Open heather999 opened 5 years ago
Example call from Antonio a month or so ago:
https://hub.docker.com/r/avillarreal/alcf_run2.0i - has containers, with Run2.1.1i-20190924test as the latest tag.
aprun -n 1 -d 64 -j 1 singularity exec -H /lus/theta-fs0/projects/LSSTsky/Run2.1.1i -B /projects/LSSTsky:/projects/LSSTsky:rw /projects/LSSTsky/Run2.1.1i/run-test20190924/alcf_run2.0i_Run2.1.1i-20190924test.sif /projects/LSSTsky/Run2.1.1i/ALCF_1.2i/docker_run.sh python /projects/LSSTsky/Run2.1.1i/ALCF_1.2i/scripts/run_imsim.py --workdir /projects/LSSTsky/Run2.1.1i/run-test20190924/run/outputs/00445379to00497969/00479028/ --outdir /projects/LSSTsky/Run2.1.1i/run-test20190924/run/outputs/00445379to00497969/00479028/ --file_id 479028 --processes 64 --bundle_lists /projects/LSSTsky/Run2.1.1i/run-test20190924/parsl-auto-bundles.json --node_id node0 --visit_index 0 --ckpt_archive_dir /projects/LSSTsky/Run2.1.1i/run-test20190924/run/outputs/00445379to00497969/00479028/agn_ckpts/ --config /projects/LSSTsky/Run2.1.1i/ALCF_1.2i/parsl_imsim_configs
This is an example aprun command that fires off a 64 thread job using our bundling set-up. You could also pass it a list of specific sensors if you wanted instead of a bundle json + node id + visit index, which I believe is what you’re already doing. See on Slack: https://lsstc.slack.com/archives/CJ50YVDD3/p1570546110008700
@villarrealas could you post an updated version with the using the latest version of the docker image?

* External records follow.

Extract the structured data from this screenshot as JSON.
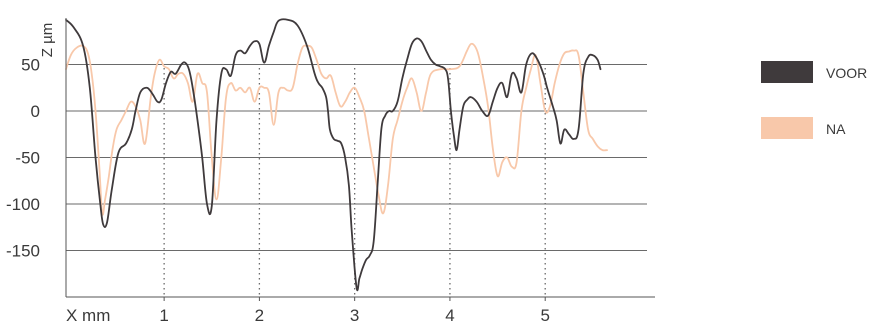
{
  "chart_data": {
    "type": "line",
    "ylabel": "Z µm",
    "xlabel": "X mm",
    "ylim": [
      -200,
      100
    ],
    "xlim": [
      -0.03,
      6.1
    ],
    "y_ticks": [
      50,
      0,
      -50,
      -100,
      -150
    ],
    "y_tick_labels": [
      "50",
      "0",
      "-50",
      "-100",
      "-150"
    ],
    "x_ticks": [
      1,
      2,
      3,
      4,
      5
    ],
    "x_tick_labels": [
      "1",
      "2",
      "3",
      "4",
      "5"
    ],
    "grid": "horizontal lines at y ticks, dotted vertical lines at x ticks",
    "legend_position": "right",
    "series": [
      {
        "name": "VOOR",
        "color": "#3f3a3c",
        "x": [
          -0.03,
          0.05,
          0.15,
          0.22,
          0.28,
          0.33,
          0.36,
          0.4,
          0.45,
          0.52,
          0.6,
          0.66,
          0.7,
          0.75,
          0.82,
          0.88,
          0.93,
          0.97,
          1.02,
          1.07,
          1.12,
          1.18,
          1.22,
          1.26,
          1.3,
          1.35,
          1.4,
          1.45,
          1.5,
          1.55,
          1.6,
          1.65,
          1.7,
          1.75,
          1.8,
          1.85,
          1.9,
          1.95,
          2.0,
          2.05,
          2.1,
          2.15,
          2.2,
          2.3,
          2.4,
          2.5,
          2.58,
          2.62,
          2.66,
          2.7,
          2.72,
          2.74,
          2.78,
          2.82,
          2.86,
          2.9,
          2.94,
          2.97,
          3.02,
          3.05,
          3.08,
          3.12,
          3.16,
          3.2,
          3.24,
          3.28,
          3.32,
          3.36,
          3.4,
          3.45,
          3.5,
          3.55,
          3.6,
          3.65,
          3.7,
          3.75,
          3.8,
          3.85,
          3.9,
          3.95,
          3.98,
          4.01,
          4.04,
          4.07,
          4.1,
          4.14,
          4.18,
          4.22,
          4.28,
          4.34,
          4.4,
          4.45,
          4.5,
          4.55,
          4.6,
          4.65,
          4.7,
          4.75,
          4.8,
          4.86,
          4.92,
          4.98,
          5.02,
          5.05,
          5.08,
          5.12,
          5.16,
          5.2,
          5.25,
          5.3,
          5.35,
          5.4,
          5.45,
          5.5,
          5.55,
          5.58
        ],
        "values": [
          98,
          90,
          70,
          25,
          -50,
          -100,
          -122,
          -120,
          -85,
          -45,
          -35,
          -20,
          0,
          20,
          25,
          18,
          10,
          12,
          30,
          42,
          40,
          50,
          52,
          45,
          25,
          -10,
          -50,
          -100,
          -102,
          -10,
          40,
          45,
          38,
          60,
          65,
          62,
          70,
          75,
          72,
          52,
          70,
          85,
          97,
          98,
          92,
          70,
          40,
          30,
          25,
          15,
          0,
          -20,
          -30,
          -32,
          -35,
          -50,
          -80,
          -130,
          -190,
          -180,
          -170,
          -160,
          -155,
          -140,
          -80,
          -20,
          -5,
          0,
          0,
          10,
          35,
          55,
          72,
          78,
          75,
          65,
          55,
          50,
          48,
          45,
          35,
          0,
          -25,
          -42,
          -20,
          5,
          12,
          15,
          10,
          0,
          -5,
          10,
          25,
          30,
          15,
          40,
          35,
          20,
          50,
          62,
          55,
          40,
          25,
          15,
          5,
          -10,
          -35,
          -20,
          -25,
          -30,
          -20,
          40,
          58,
          60,
          55,
          45
        ]
      },
      {
        "name": "NA",
        "color": "#f8c8aa",
        "x": [
          -0.03,
          0.02,
          0.08,
          0.15,
          0.2,
          0.24,
          0.28,
          0.32,
          0.35,
          0.38,
          0.42,
          0.46,
          0.5,
          0.55,
          0.6,
          0.65,
          0.7,
          0.75,
          0.8,
          0.86,
          0.9,
          0.95,
          1.0,
          1.05,
          1.1,
          1.15,
          1.2,
          1.25,
          1.3,
          1.35,
          1.4,
          1.45,
          1.5,
          1.55,
          1.6,
          1.65,
          1.7,
          1.75,
          1.8,
          1.85,
          1.9,
          1.95,
          2.0,
          2.05,
          2.1,
          2.15,
          2.2,
          2.25,
          2.3,
          2.35,
          2.4,
          2.45,
          2.5,
          2.55,
          2.6,
          2.65,
          2.7,
          2.75,
          2.8,
          2.85,
          2.9,
          2.95,
          3.0,
          3.05,
          3.1,
          3.15,
          3.2,
          3.25,
          3.3,
          3.35,
          3.4,
          3.45,
          3.5,
          3.55,
          3.6,
          3.65,
          3.7,
          3.75,
          3.8,
          3.9,
          4.0,
          4.1,
          4.18,
          4.22,
          4.26,
          4.3,
          4.35,
          4.4,
          4.45,
          4.5,
          4.55,
          4.6,
          4.65,
          4.7,
          4.75,
          4.8,
          4.85,
          4.9,
          4.95,
          5.0,
          5.05,
          5.1,
          5.15,
          5.2,
          5.25,
          5.3,
          5.35,
          5.4,
          5.45,
          5.5,
          5.55,
          5.6,
          5.65
        ],
        "values": [
          45,
          60,
          68,
          70,
          62,
          40,
          0,
          -60,
          -110,
          -95,
          -70,
          -40,
          -20,
          -10,
          0,
          10,
          5,
          -10,
          -35,
          15,
          40,
          55,
          48,
          45,
          35,
          40,
          40,
          30,
          10,
          40,
          30,
          20,
          -50,
          -95,
          -50,
          15,
          30,
          22,
          25,
          20,
          25,
          10,
          25,
          25,
          20,
          -15,
          20,
          25,
          22,
          25,
          50,
          68,
          70,
          68,
          55,
          40,
          35,
          38,
          20,
          5,
          10,
          20,
          25,
          15,
          0,
          -30,
          -60,
          -90,
          -110,
          -80,
          -30,
          -10,
          10,
          25,
          35,
          20,
          0,
          20,
          40,
          45,
          45,
          48,
          65,
          72,
          70,
          60,
          35,
          5,
          -40,
          -70,
          -55,
          -50,
          -60,
          -55,
          0,
          25,
          45,
          60,
          30,
          0,
          5,
          30,
          50,
          62,
          64,
          65,
          60,
          20,
          -20,
          -30,
          -38,
          -42,
          -42
        ]
      }
    ]
  }
}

aprun -n 1 -d 64 -j 1 singularity exec -H /lus/theta-fs0/projects/LSSTsky/Run2.1.1i -B /projects/LSSTsky:/projects/LSSTsky:rw /projects/LSSTsky/Run2.1.1i/run-test20190924/dc2-imsim_Run2.2i-validation-v1.sif /projects/LSSTsky/Run2.1.1i/DESC_DC2_imSim_Workflow/docker_run.sh python /projects/LSSTsky/Run2.1.1i/DESC_DC2_imSim_Workflow/scripts/run_imsim.py --workdir /projects/LSSTsky/Run2.1.1i/run-test20190924/run/outputs/00445379to00497969/00479028/ --outdir /projects/LSSTsky/Run2.1.1i/run-test20190924/run/outputs/00445379to00497969/00479028/ --file_id 479028 --processes 64 --bundle_lists /projects/LSSTsky/Run2.1.1i/run-test20190924/parsl-auto-bundles.json --node_id node0 --visit_index 0 --ckpt_archive_dir /projects/LSSTsky/Run2.1.1i/run-test20190924/run/outputs/00445379to00497969/00479028/agn_ckpts/ --config /projects/LSSTsky/Run2.1.1i/DESC_DC2_imSim_Workflow/parsl_imsim_configs
Effectively only thing that changed was the name of the image. Make sure you pull it from docker:lsstdesc/dc2-imsim:Run2.2i-validation-v1
as opposed to the previous Dockerhub.
We need to ensure ALCF/NERSC and Grid are using the same scripts and configuration for simulation processing. As discussed here: https://github.com/LSSTDESC/DC2-production/issues/368#issuecomment-531262662
@villarrealas provided this list:
We should also identify the branch and tag on this repo that is used for processing, as well as this repo https://github.com/jamesp-epcc/run2.1i-scripts (or a
Run2.2i
version) which is believed to store the Grid configuration.